Le pourcentage de firmes américaines offrant à leur employés une couverture médicale a chuté de 66% en 2002 à 61% en 2006
(Source: « Employer Health Benefits 2006 Annual Survey, » The Kaiser Family Foundation. )
SERMENT D’HIPPOCRATE Devant le refus de certains médecins de recevoir les bénéficiaires de la couverture maladie universelle, la Haute Autorité de lutte contre les discriminations s’apprête à lancer un rappel à l’ordre
Qui veut encore soigner les pauvres ?
Article paru dans l’édition du 11.11.06 du Journal Le Monde
« […]Parmi les motifs invoqués pour expliquer les refus de soins figure en priorité la question financière. Les médecins de secteur 2 étant contraints de pratiquer les tarifs de la Sécurité sociale quand ils reçoivent des patients CMU, certains rechignent à multiplier ces consultations qui font baisser leur chiffre d’affaires.
Les réticences des praticiens se sont par ailleurs accentuées depuis la réforme de l’assurance-maladie de 2004, qui pénalise de 10 % les patients hors parcours de soin. Dans le cas des patients CMU, ces pénalités sont souvent défalquées des honoraires des praticiens. « Du coup, cette réforme a offert un nouveau prétexte aux médecins qui rechignent à soigner les pauvres pour ne pas le faire », déplore le docteur Philippe Foucras, fondateur du Comégas.
[…]Illégale et antidéontologique, la pratique du refus de soin pourrait toutefois prospérer tant les sanctions sont rares. Les caisses primaires d’assurance-maladie ne sont quasiment jamais saisies de plaintes de bénéficiaires de la CMU.
Le conseil de l’ordre n’a eu, pour sa part, connaissance que de deux sanctions disciplinaires, l’une se soldant par un blâme, l’autre par une interdiction de dispenser des soins pendant un mois. « La plupart des patients CMU n’ont ni le temps, ni les moyens d’engager des démarches, ils préfèrent se concentrer sur la recherche d’un médecin plus conciliant, souligne le docteur Foucras. Pour eux, se voir opposer un refus de soin, c’est malheureusement une exclusion qui s’ajoute aux autres. » »

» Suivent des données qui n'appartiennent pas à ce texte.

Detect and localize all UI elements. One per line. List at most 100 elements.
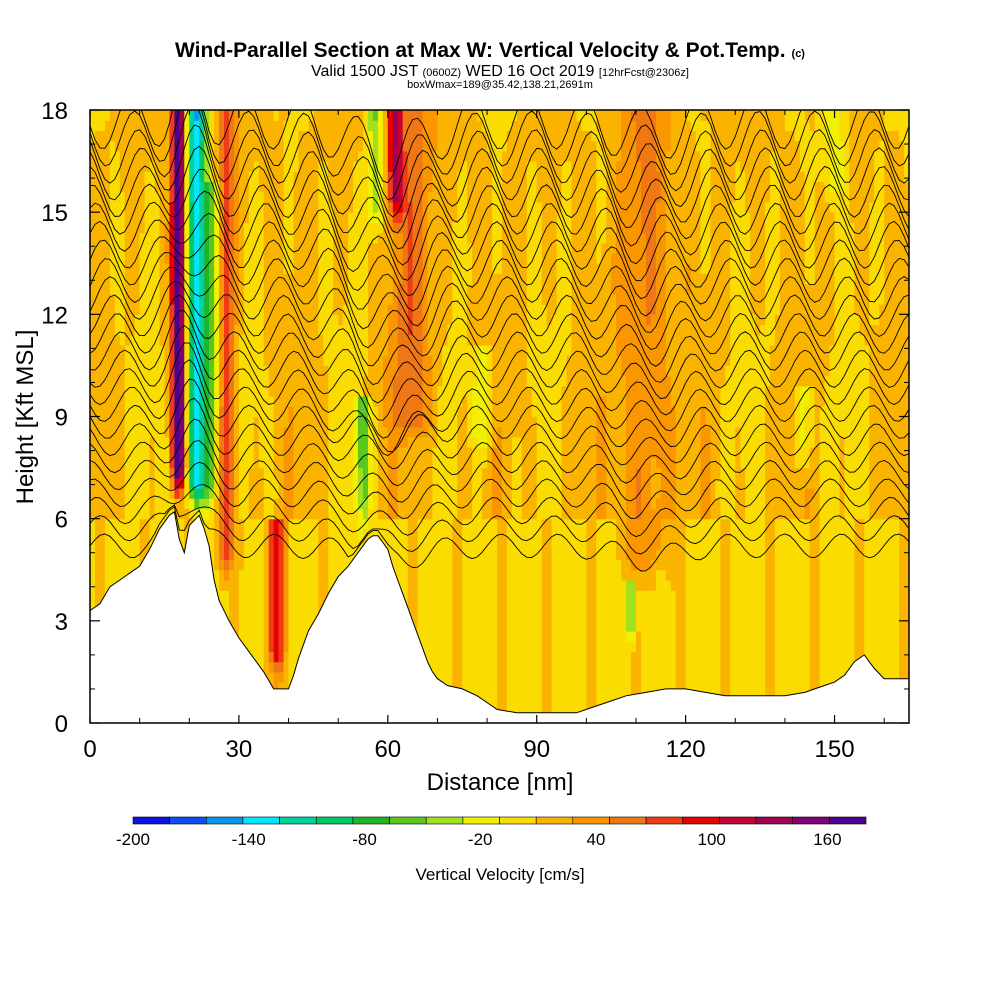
heat-cell [477,436,483,448]
heat-cell [432,396,439,407]
heat-cell [209,436,215,448]
heat-cell [273,150,280,162]
heat-cell [174,120,180,131]
heat-cell [417,283,424,295]
heat-cell [159,263,166,274]
heat-cell [134,385,141,397]
heat-cell [387,120,394,131]
heat-cell [323,273,329,285]
heat-cell [447,222,453,234]
heat-cell [323,110,329,121]
heat-cell [263,498,270,509]
heat-cell [199,161,205,172]
heat-cell [119,201,126,213]
heat-cell [477,488,483,499]
heat-cell [328,498,334,509]
heat-cell [432,120,439,131]
heat-cell [109,457,116,469]
heat-cell [353,110,359,121]
heat-cell [199,477,205,489]
heat-cell [477,467,483,479]
heat-cell [338,150,344,162]
heat-cell [95,508,101,520]
heat-cell [402,488,409,499]
heat-cell [238,539,245,550]
heat-cell [229,212,235,223]
heat-cell [99,181,106,193]
heat-cell [377,222,384,234]
heat-cell [452,263,458,274]
heat-cell [273,232,280,244]
heat-cell [313,293,319,305]
heat-cell [382,477,389,489]
heat-cell [273,181,280,193]
heat-cell [90,334,96,346]
heat-cell [119,365,126,377]
heat-cell [407,191,414,203]
heat-cell [268,477,275,489]
heat-cell [159,201,166,213]
heat-cell [472,590,478,601]
heat-cell [323,436,329,448]
heat-cell [214,559,220,571]
heat-cell [174,345,180,356]
heat-cell [402,293,409,305]
heat-cell [487,580,493,591]
heat-cell [268,436,275,448]
heat-cell [333,314,339,326]
heat-cell [268,293,275,305]
heat-cell [114,426,121,438]
heat-cell [387,436,394,448]
heat-cell [313,518,319,530]
heat-cell [169,253,175,264]
heat-cell [149,242,156,254]
heat-cell [328,324,334,336]
heat-cell [124,436,131,448]
heat-cell [293,130,300,142]
heat-cell [109,345,116,356]
heat-cell [214,508,220,520]
heat-cell [204,191,210,203]
heat-cell [144,488,151,499]
heat-cell [90,457,96,469]
heat-cell [303,559,309,571]
heat-cell [278,140,285,152]
heat-cell [219,201,225,213]
heat-cell [99,569,106,581]
heat-cell [392,304,399,315]
heat-cell [283,324,290,336]
heat-cell [248,110,255,121]
heat-cell [179,426,185,438]
heat-cell [452,620,458,632]
heat-cell [95,232,101,244]
heat-cell [353,273,359,285]
chart-subtitle: Valid 1500 JST (0600Z) WED 16 Oct 2019 [… [311,63,689,80]
heat-cell [333,150,339,162]
heat-cell [179,161,185,172]
heat-cell [189,467,195,479]
heat-cell [134,406,141,418]
heat-cell [328,549,334,561]
heat-cell [288,620,295,632]
heat-cell [258,283,265,295]
heat-cell [149,488,156,499]
heat-cell [258,416,265,428]
heat-cell [382,263,389,274]
heat-cell [248,620,255,632]
heat-cell [209,549,215,561]
heat-cell [144,498,151,509]
heat-cell [328,416,334,428]
heat-cell [377,110,384,121]
heat-cell [308,201,314,213]
heat-cell [313,161,319,172]
heat-cell [417,110,424,121]
heat-cell [323,426,329,438]
heat-cell [333,406,339,418]
heat-cell [90,549,96,561]
heat-cell [238,161,245,172]
heat-cell [224,140,230,152]
heat-cell [323,181,329,193]
heat-cell [179,539,185,550]
heat-cell [447,671,453,683]
heat-cell [119,396,126,407]
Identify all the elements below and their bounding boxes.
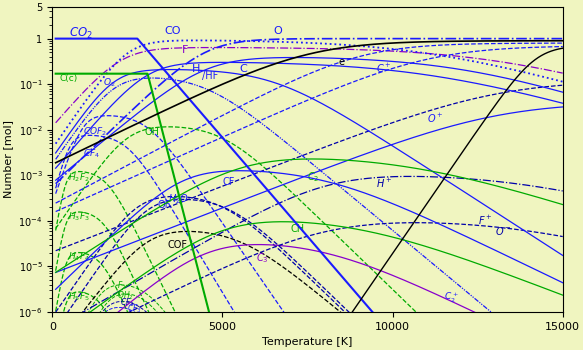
Text: e$^-$: e$^-$ [338,57,353,68]
Y-axis label: Number [mol]: Number [mol] [3,120,13,198]
Text: $CF_4$: $CF_4$ [83,147,100,160]
X-axis label: Temperature [K]: Temperature [K] [262,337,353,347]
Text: CF: CF [222,177,235,187]
Text: OF: OF [158,200,171,210]
Text: $O^+$: $O^+$ [427,112,443,125]
Text: O: O [273,26,282,36]
Text: /HF: /HF [202,71,218,81]
Text: $CO_2$: $CO_2$ [69,26,93,41]
Text: F: F [181,46,188,55]
Text: $H_3F_3$: $H_3F_3$ [68,211,89,224]
Text: $COF_2$: $COF_2$ [83,126,107,138]
Text: C(c): C(c) [59,75,78,84]
Text: $F^+$: $F^+$ [477,214,492,228]
Text: CH: CH [290,224,304,234]
Text: $C^+$: $C^+$ [375,62,391,75]
Text: $C_2$: $C_2$ [307,170,320,184]
Text: H: H [192,64,200,74]
Text: $C_3$: $C_3$ [257,251,269,265]
Text: $O^-$: $O^-$ [494,225,511,237]
Text: $O_2$: $O_2$ [103,76,116,89]
Text: $C_2^+$: $C_2^+$ [444,291,458,305]
Text: OH: OH [144,127,159,137]
Text: $H_4F_4$: $H_4F_4$ [68,251,89,263]
Text: $H_2O$: $H_2O$ [168,192,189,206]
Text: $CF_3$: $CF_3$ [127,302,142,315]
Text: CO: CO [164,26,181,36]
Text: $H^+$: $H^+$ [375,177,392,190]
Text: $CF_2$: $CF_2$ [120,296,135,309]
Text: $H_2F_2$: $H_2F_2$ [68,171,89,184]
Text: $F_2$: $F_2$ [117,279,126,292]
Text: C: C [240,64,247,74]
Text: COF: COF [168,240,188,250]
Text: $OH_2$: $OH_2$ [117,289,134,302]
Text: $H_5F_5$: $H_5F_5$ [68,290,89,303]
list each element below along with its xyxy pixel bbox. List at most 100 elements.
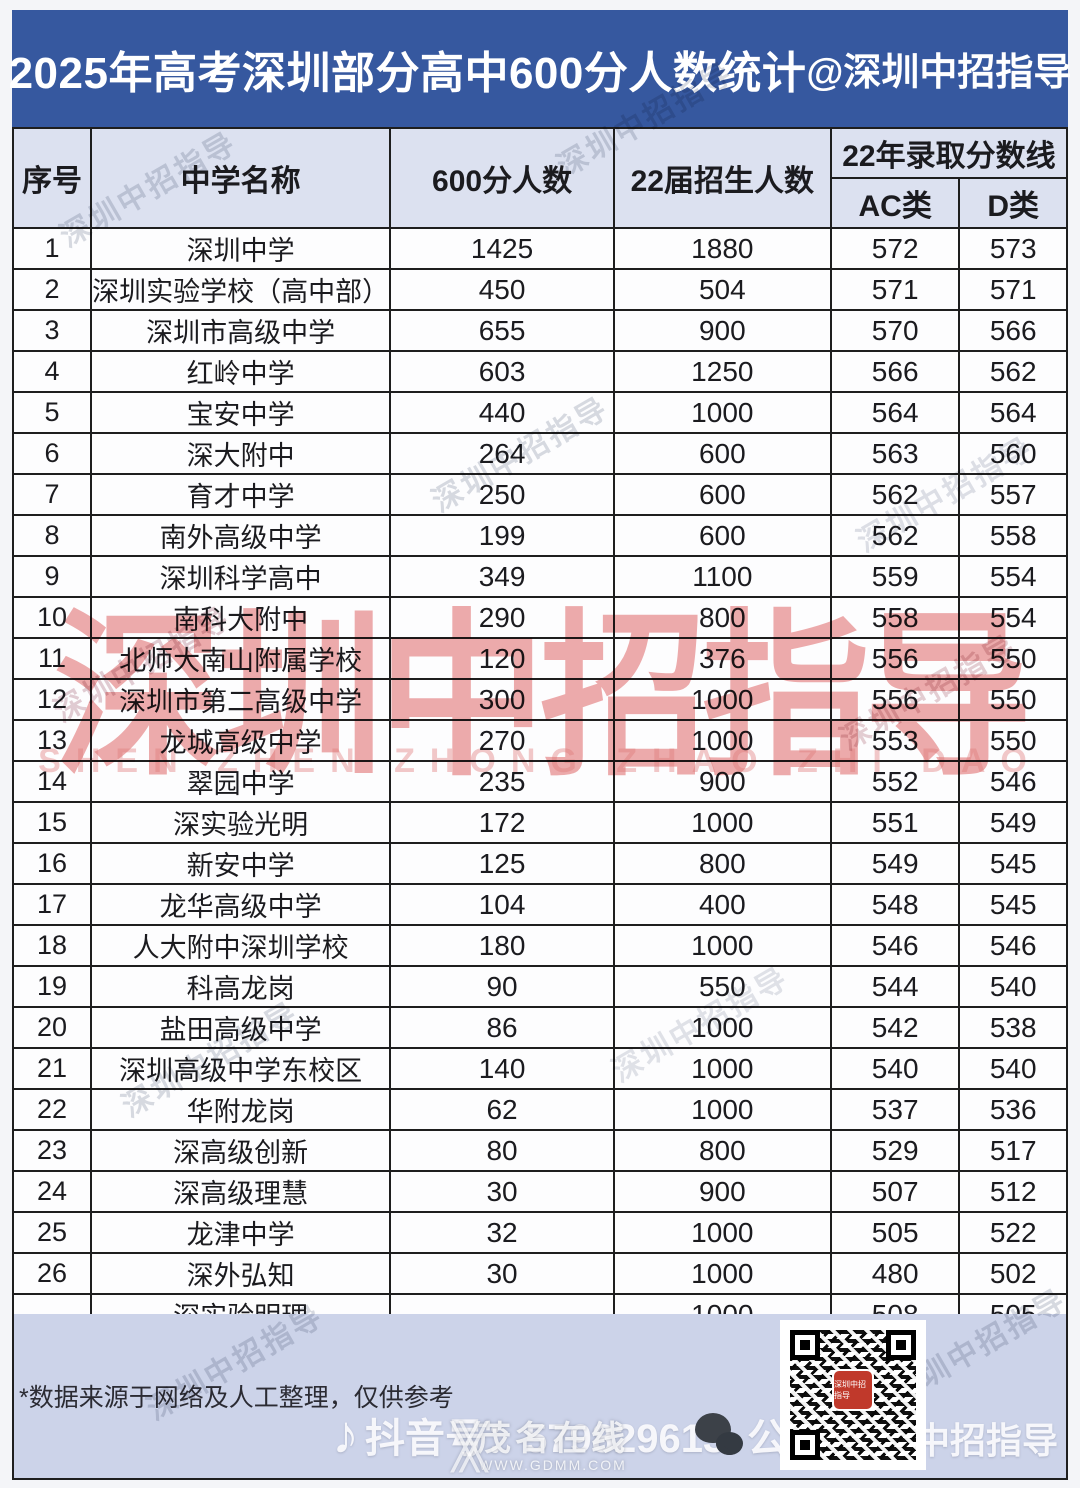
d-cell: 546 — [958, 924, 1068, 967]
count600-cell: 140 — [389, 1047, 615, 1090]
index-cell: 10 — [12, 596, 92, 639]
ac-cell: 480 — [829, 1252, 961, 1295]
douyin-watermark-line: ♪ 抖音号：579829613 公 — [332, 1406, 787, 1464]
qr-finder-icon — [790, 1430, 820, 1460]
d-cell: 554 — [958, 596, 1068, 639]
ac-cell: 556 — [829, 637, 961, 680]
index-cell: 18 — [12, 924, 92, 967]
ac-cell: 529 — [829, 1129, 961, 1172]
ac-cell: 507 — [829, 1170, 961, 1213]
count600-cell: 290 — [389, 596, 615, 639]
index-cell: 1 — [12, 227, 92, 270]
d-cell: 557 — [958, 473, 1068, 516]
table-row: 17 龙华高级中学 104 400 548 545 — [12, 883, 1068, 926]
count600-cell: 80 — [389, 1129, 615, 1172]
table-row: 14 翠园中学 235 900 552 546 — [12, 760, 1068, 803]
count600-cell: 120 — [389, 637, 615, 680]
enroll-cell: 1000 — [612, 678, 832, 721]
count600-cell: 199 — [389, 514, 615, 557]
ac-cell: 544 — [829, 965, 961, 1008]
table-row: 25 龙津中学 32 1000 505 522 — [12, 1211, 1068, 1254]
count600-cell: 349 — [389, 555, 615, 598]
d-cell: 571 — [958, 268, 1068, 311]
ac-cell: 537 — [829, 1088, 961, 1131]
school-cell: 深高级理慧 — [89, 1170, 392, 1213]
enroll-cell: 376 — [612, 637, 832, 680]
d-cell: 512 — [958, 1170, 1068, 1213]
col-header-count600: 600分人数 — [389, 127, 615, 229]
school-cell: 深圳实验学校（高中部） — [89, 268, 392, 311]
count600-cell: 655 — [389, 309, 615, 352]
index-cell: 8 — [12, 514, 92, 557]
table-row: 16 新安中学 125 800 549 545 — [12, 842, 1068, 885]
school-cell: 龙华高级中学 — [89, 883, 392, 926]
douyin-note-icon: ♪ — [332, 1405, 359, 1465]
table-row: 20 盐田高级中学 86 1000 542 538 — [12, 1006, 1068, 1049]
index-cell: 17 — [12, 883, 92, 926]
enroll-cell: 1000 — [612, 801, 832, 844]
table-row: 13 龙城高级中学 270 1000 553 550 — [12, 719, 1068, 762]
index-cell: 4 — [12, 350, 92, 393]
enroll-cell: 1250 — [612, 350, 832, 393]
school-cell: 宝安中学 — [89, 391, 392, 434]
count600-cell: 270 — [389, 719, 615, 762]
ac-cell: 540 — [829, 1047, 961, 1090]
school-cell: 龙城高级中学 — [89, 719, 392, 762]
enroll-cell: 600 — [612, 514, 832, 557]
ac-cell: 572 — [829, 227, 961, 270]
school-cell: 深圳市高级中学 — [89, 309, 392, 352]
table-row: 26 深外弘知 30 1000 480 502 — [12, 1252, 1068, 1295]
ac-cell: 553 — [829, 719, 961, 762]
table-body: 1 深圳中学 1425 1880 572 573 2 深圳实验学校（高中部） 450 504 57… — [12, 227, 1068, 1418]
table-row: 6 深大附中 264 600 563 560 — [12, 432, 1068, 475]
index-cell: 3 — [12, 309, 92, 352]
d-cell: 549 — [958, 801, 1068, 844]
count600-cell: 30 — [389, 1252, 615, 1295]
index-cell: 25 — [12, 1211, 92, 1254]
table-row: 11 北师大南山附属学校 120 376 556 550 — [12, 637, 1068, 680]
table-row: 19 科高龙岗 90 550 544 540 — [12, 965, 1068, 1008]
wechat-icon — [695, 1413, 745, 1457]
ac-cell: 551 — [829, 801, 961, 844]
d-cell: 558 — [958, 514, 1068, 557]
count600-cell: 603 — [389, 350, 615, 393]
douyin-id-text: 抖音号：579829613 — [365, 1417, 726, 1461]
count600-cell: 90 — [389, 965, 615, 1008]
enroll-cell: 800 — [612, 596, 832, 639]
index-cell: 15 — [12, 801, 92, 844]
table-row: 4 红岭中学 603 1250 566 562 — [12, 350, 1068, 393]
table-header: 序号 中学名称 600分人数 22届招生人数 22年录取分数线 AC类 D类 — [12, 127, 1069, 229]
table-row: 3 深圳市高级中学 655 900 570 566 — [12, 309, 1068, 352]
table-row: 7 育才中学 250 600 562 557 — [12, 473, 1068, 516]
ac-cell: 549 — [829, 842, 961, 885]
d-cell: 560 — [958, 432, 1068, 475]
school-cell: 北师大南山附属学校 — [89, 637, 392, 680]
data-source-note: *数据来源于网络及人工整理，仅供参考 — [19, 1384, 454, 1412]
table-row: 22 华附龙岗 62 1000 537 536 — [12, 1088, 1068, 1131]
index-cell: 23 — [12, 1129, 92, 1172]
ac-cell: 556 — [829, 678, 961, 721]
footer-strip: *数据来源于网络及人工整理，仅供参考 ♪ 抖音号：579829613 公 川中招… — [12, 1314, 1068, 1480]
school-cell: 龙津中学 — [89, 1211, 392, 1254]
table-row: 1 深圳中学 1425 1880 572 573 — [12, 227, 1068, 270]
header-row-2: AC类 D类 — [13, 177, 1068, 229]
col-header-ac: AC类 — [829, 177, 961, 229]
table-row: 5 宝安中学 440 1000 564 564 — [12, 391, 1068, 434]
count600-cell: 180 — [389, 924, 615, 967]
col-header-scoreline22: 22年录取分数线 — [829, 127, 1069, 179]
count600-cell: 1425 — [389, 227, 615, 270]
qr-center-logo: 深圳中招指导 — [832, 1368, 874, 1411]
school-cell: 南科大附中 — [89, 596, 392, 639]
d-cell: 540 — [958, 965, 1068, 1008]
school-cell: 盐田高级中学 — [89, 1006, 392, 1049]
count600-cell: 450 — [389, 268, 615, 311]
enroll-cell: 504 — [612, 268, 832, 311]
enroll-cell: 600 — [612, 432, 832, 475]
enroll-cell: 1000 — [612, 1252, 832, 1295]
ac-cell: 564 — [829, 391, 961, 434]
enroll-cell: 550 — [612, 965, 832, 1008]
count600-cell: 125 — [389, 842, 615, 885]
school-cell: 红岭中学 — [89, 350, 392, 393]
ac-cell: 558 — [829, 596, 961, 639]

(L’article était de Cécile Prieur)
Moi je ne suis pas parmi ces pauvres. J’ai de la chance, on me soigne, on est gentil, je ne fais pas tache aux yeux des médecins. Certes, parfois je vois bien dans les files d’attentes qu’il faudrait se déguiser en malade: des habits gais, un air de volonté farouche de ne pas avoir l’air malade, et vous êtes sur la touche: tout le monde veut vous passer devant. Si vous vous asseyez devant un comptoir, c’est tout juste si certains ne vous pousseraient pas du siège, le nez au dessus de vos papiers médicaux et de ce que l’assistante tape sur son ordinateur. Un détail amusant, corrigé depuis : un ordinateur était placé devant une vitre et son écran s’y reflétait: on pouvait tout lire des renseignements supposés confidentiels. Une femme traînait son ambulancier derrière elle depuis des heures. Le médecin lui a dit: c’est la dernière fois que je signe pour une ambulance! Elle aimait je crois avoir un esclave captif à ses côtés. Les malades ne sont pas toujours des anges. Parfois c’est eux qui ne veulent pas qu’un pauvre s’asseoie à côté d’eux dans la salle d’attente. Sinon, si les gens étaient plus charitables, il y aurait plus de médecins pour soigner les pauvres.